The Center for Tech and Civic Life, a nonprofit funded by Facebook CEO Mark Zuckerberg, injected $7.1 million into Minnesota's election system in 2020.

Sen. Mark Koran discusses his new bill during a Senate committee meeting Tuesday. (Minnesota Senate Media/YouTube)

The Minnesota Senate is considering a bill that would prohibit cities and counties from accepting outside money to help run their elections, a move designed to limit the influence of so-called “Zuckerbucks.”

IRS filings show that the Center for Tech and Civic Life, a nonprofit funded by Facebook CEO Mark Zuckerberg, injected $7.1 million into Minnesota’s election system in 2020.

The group spent $350 million nationwide in 2020 on grants to help election officials administer safe elections during the COVID-19 pandemic.

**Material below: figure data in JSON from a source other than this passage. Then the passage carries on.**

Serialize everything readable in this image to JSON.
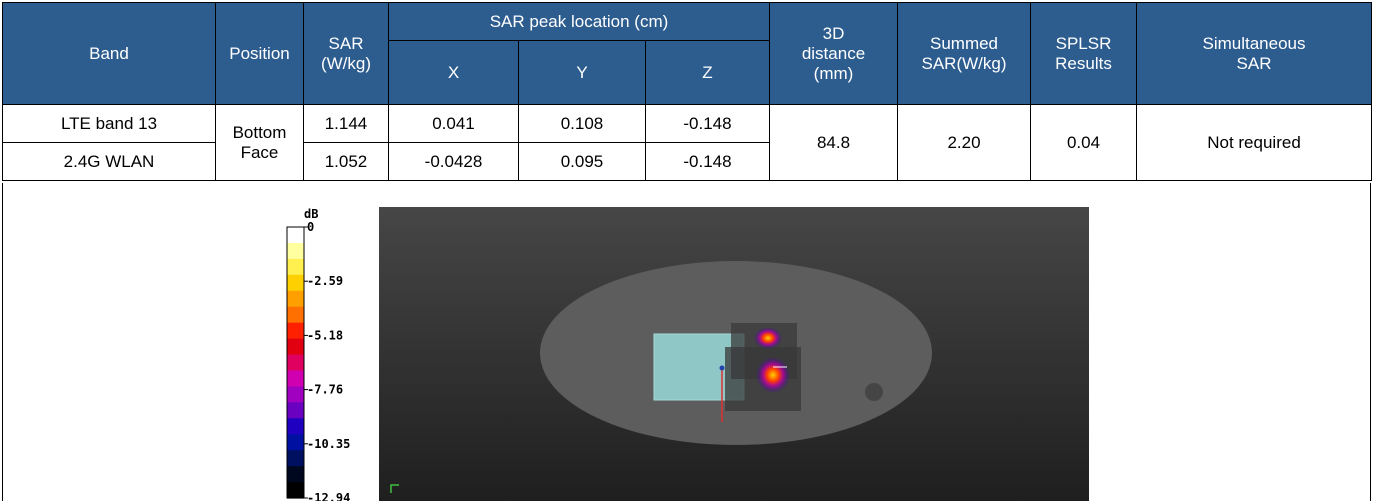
{
  "headers": {
    "band": "Band",
    "position": "Position",
    "sar": "SAR (W/kg)",
    "peak_location": "SAR peak location (cm)",
    "x": "X",
    "y": "Y",
    "z": "Z",
    "distance_3d": "3D distance (mm)",
    "summed_sar": "Summed SAR(W/kg)",
    "splsr": "SPLSR Results",
    "simultaneous": "Simultaneous SAR"
  },
  "rows": [
    {
      "band": "LTE band 13",
      "sar": "1.144",
      "x": "0.041",
      "y": "0.108",
      "z": "-0.148"
    },
    {
      "band": "2.4G WLAN",
      "sar": "1.052",
      "x": "-0.0428",
      "y": "0.095",
      "z": "-0.148"
    }
  ],
  "merged": {
    "position": "Bottom Face",
    "distance_3d": "84.8",
    "summed_sar": "2.20",
    "splsr": "0.04",
    "simultaneous": "Not required"
  },
  "colorbar": {
    "unit": "dB",
    "ticks": [
      "0",
      "-2.59",
      "-5.18",
      "-7.76",
      "-10.35",
      "-12.94"
    ],
    "colors": [
      "#ffffff",
      "#ffffa0",
      "#fff050",
      "#ffd000",
      "#ffa000",
      "#ff7000",
      "#ff2000",
      "#e00010",
      "#e00060",
      "#d000b0",
      "#a000c0",
      "#6a00c0",
      "#2000c0",
      "#0010a0",
      "#001060",
      "#000820",
      "#000000"
    ]
  }
}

The CTCL’s website states that the grants could also be used for “voter education and outreach efforts” and expanding “the number of in-person early voting sites.”

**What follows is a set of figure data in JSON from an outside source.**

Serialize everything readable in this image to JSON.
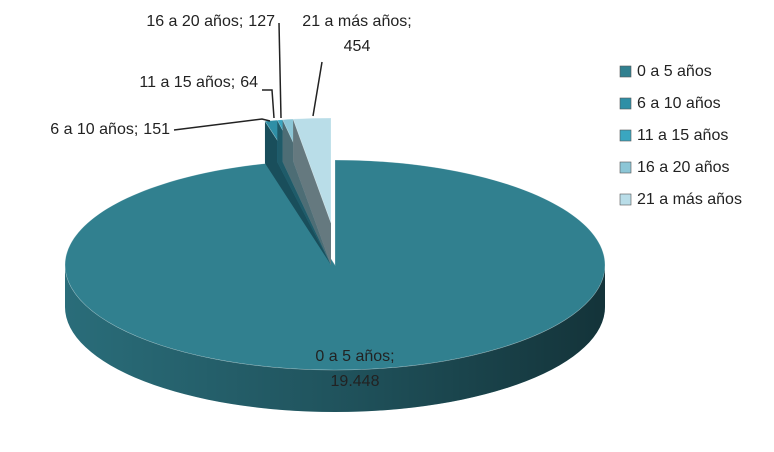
{
  "chart_data": {
    "type": "pie3d",
    "categories": [
      "0 a 5 años",
      "6 a 10 años",
      "11 a 15 años",
      "16 a 20 años",
      "21 a más años"
    ],
    "values": [
      19448,
      151,
      64,
      127,
      454
    ],
    "value_labels": [
      "19.448",
      "151",
      "64",
      "127",
      "454"
    ],
    "label_separator": ";",
    "colors": [
      "#31808f",
      "#2f8fa6",
      "#3aa6c0",
      "#8cc6d6",
      "#b9dde8"
    ],
    "legend": "right"
  }
}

The biggest recipients in Minnesota were Hennepin County, Minneapolis, and Ramsey County — which all received $1 million or more.

At the national level, Republicans introduced the “End Zuckerbucks Act,” which would strip nonprofits of their tax-exempt status for providing direct funding to state and local election officials.

“Mark Zuckerberg channeled $350 million to government agencies during the 2020 election with zero transparency or accountability, and he used the Center for Tech and Civic Life to do it, a left-leaning nonprofit,” Republican Rep. Claudia Tenney, one of the bill’s sponsors, previously told the Daily Caller.

“CTCL said the money was for [personal protective equipment], but it was actually used for Get Out the Vote efforts and electioneering. It is no surprise that the vast majority of CTCL’s ‘Zuckerbucks’ ended up in predominantly Democratic counties,” she added.

Now, Sen. Mark Koran is carrying a bill at the state level that would ban cities, counties, and school districts from accepting contributions from nonprofits or businesses for the purpose of conducting elections.

“What this bill does is really common sense: it ensures that no outside money is used, which is imperative to keeping our elections fair and transparent and as accessible as possible,” Koran said during a Tuesday hearing.

“It’s shocking that so many cities allowed this undue influence in their election process,” he added.

Koran said 14 other states have passed similar bills since the 2020 election. The Republican senator believes CTCL is clearly taking advantage of a “loophole” in campaign finance laws.